The Olympic flame arrives ahead of a relay in which it will be guarded by about 1,000 police watching for possible protesters over China's Tibet crackdown.
AP | By Vijay Joshi, Kuala Lumpur
UPDATED ON APR 20, 2008 10:07 AM IST

The Olympic flame arrived in Malaysia on Sunday ahead of a relay in which it will be guarded by about 1,000 police watching for possible protesters over China's Tibet crackdown and human rights record.

The flame, stored in a special container, arrived from Bangkok at about 2 am (1800 GMT on Saturday) on a plane dedicated to carry it to all 19 international destinations on the torch relay before it lands in Beijing for the Olympic Games' opening ceremony in August. A Buddhist group held special prayers on Sunday at a temple in Kuala Lumpur to call for a trouble-free run of the torch on Monday and a peaceful Olympics.

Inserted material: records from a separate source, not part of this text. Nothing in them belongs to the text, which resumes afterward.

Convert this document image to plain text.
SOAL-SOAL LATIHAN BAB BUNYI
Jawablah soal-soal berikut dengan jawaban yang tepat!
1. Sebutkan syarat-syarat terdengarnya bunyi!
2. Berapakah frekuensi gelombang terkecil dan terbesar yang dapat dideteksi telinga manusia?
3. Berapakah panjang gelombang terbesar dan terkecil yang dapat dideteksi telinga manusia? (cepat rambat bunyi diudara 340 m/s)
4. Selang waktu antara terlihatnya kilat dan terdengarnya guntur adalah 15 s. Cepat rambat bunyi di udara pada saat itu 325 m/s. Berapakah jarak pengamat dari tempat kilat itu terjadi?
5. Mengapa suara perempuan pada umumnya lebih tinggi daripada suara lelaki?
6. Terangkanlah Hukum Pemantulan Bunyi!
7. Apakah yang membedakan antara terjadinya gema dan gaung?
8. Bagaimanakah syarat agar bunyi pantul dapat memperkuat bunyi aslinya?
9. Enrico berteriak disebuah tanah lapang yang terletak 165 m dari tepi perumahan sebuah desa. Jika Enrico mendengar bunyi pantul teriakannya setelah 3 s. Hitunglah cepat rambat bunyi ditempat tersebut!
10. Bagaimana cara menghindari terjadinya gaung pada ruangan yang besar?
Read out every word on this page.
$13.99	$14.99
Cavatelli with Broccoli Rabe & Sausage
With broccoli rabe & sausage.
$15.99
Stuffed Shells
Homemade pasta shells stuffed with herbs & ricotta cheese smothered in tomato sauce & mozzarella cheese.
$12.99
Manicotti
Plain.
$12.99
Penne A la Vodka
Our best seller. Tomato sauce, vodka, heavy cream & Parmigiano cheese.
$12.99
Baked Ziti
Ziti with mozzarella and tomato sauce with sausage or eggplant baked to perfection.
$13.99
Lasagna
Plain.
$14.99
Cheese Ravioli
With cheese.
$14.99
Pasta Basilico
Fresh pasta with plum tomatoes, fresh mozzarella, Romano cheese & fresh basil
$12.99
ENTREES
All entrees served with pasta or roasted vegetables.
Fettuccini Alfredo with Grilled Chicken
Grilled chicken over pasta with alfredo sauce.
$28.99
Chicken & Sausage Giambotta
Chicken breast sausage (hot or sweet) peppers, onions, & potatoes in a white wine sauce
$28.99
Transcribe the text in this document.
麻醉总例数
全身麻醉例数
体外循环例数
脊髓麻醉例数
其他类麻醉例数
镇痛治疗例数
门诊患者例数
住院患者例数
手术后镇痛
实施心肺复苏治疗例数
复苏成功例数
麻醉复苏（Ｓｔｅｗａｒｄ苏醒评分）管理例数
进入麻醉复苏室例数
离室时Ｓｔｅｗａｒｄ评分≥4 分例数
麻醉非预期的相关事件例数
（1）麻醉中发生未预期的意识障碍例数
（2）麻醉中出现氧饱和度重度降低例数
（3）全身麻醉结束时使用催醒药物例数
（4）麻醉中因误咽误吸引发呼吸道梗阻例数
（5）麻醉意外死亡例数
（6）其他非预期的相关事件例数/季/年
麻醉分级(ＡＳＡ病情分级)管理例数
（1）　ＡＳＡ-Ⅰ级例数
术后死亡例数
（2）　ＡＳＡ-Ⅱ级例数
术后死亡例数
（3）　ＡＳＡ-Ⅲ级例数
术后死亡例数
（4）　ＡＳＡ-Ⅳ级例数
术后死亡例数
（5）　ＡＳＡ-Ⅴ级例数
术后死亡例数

Some 300 Chinese students studying in Malaysia greeted the flame at the airport along with representatives from the National Sports Council and the police, a statement from Olympic Council of Malaysia said.

The flame was taken to a luxury hotel in downtown Kuala Lumpur ahead of Monday's relay run starting at nearby Independence Square. Its 16-kilometer (10-mile) route will highlight various landmarks, including the top of the Kuala Lumpur Tower, a telecommunications installation that provides a scenic aerial view of the city. The torch relay will end at the iconic Petronas Twin Towers in downtown Kuala Lumpur.

Protests in other cities have triggered an unprecedented security detail for the Malaysian leg.

Some 1,000 policemen and commandos will be deployed along the route even though police have not received reports of any planned protests, said a police spokesman, who declined to be named citing protocol.

Roads will be closed to traffic along the route. Some of the 80 people nominated to carry the torch include Olympic badminton medalists Rashid Sidek, Cheah Soon Kit and Yap Kim Hock, women's world squash champion Nicol David, bowler Shalin Zulkifli and swimmer Lim Keng Liat.

Growing criticism of China's human rights record has turned the Olympics into one of the most contentious in recent history. China's recent crackdown in Tibet, which put down sometimes-violent demonstrations against Beijing's rule over the Himalayan region, has triggered protests and attempted disruptions of the torch relay in several cities, notably Paris and London. Police "are fully aware of the challenges that this torch has faced in other situations, and they have been organizing themselves to face any of these challenges," said M Jegathesan, vice president of the Olympic Council Malaysia.

On Friday, about 30 Falun Gong practitioners demonstrated in Kuala Lumpur, calling for an end to alleged Chinese human rights abuses ahead of the Beijing Olympics.

China has banned the Falun Gong spiritual movement as a dangerous cult. It is not banned in Malaysia.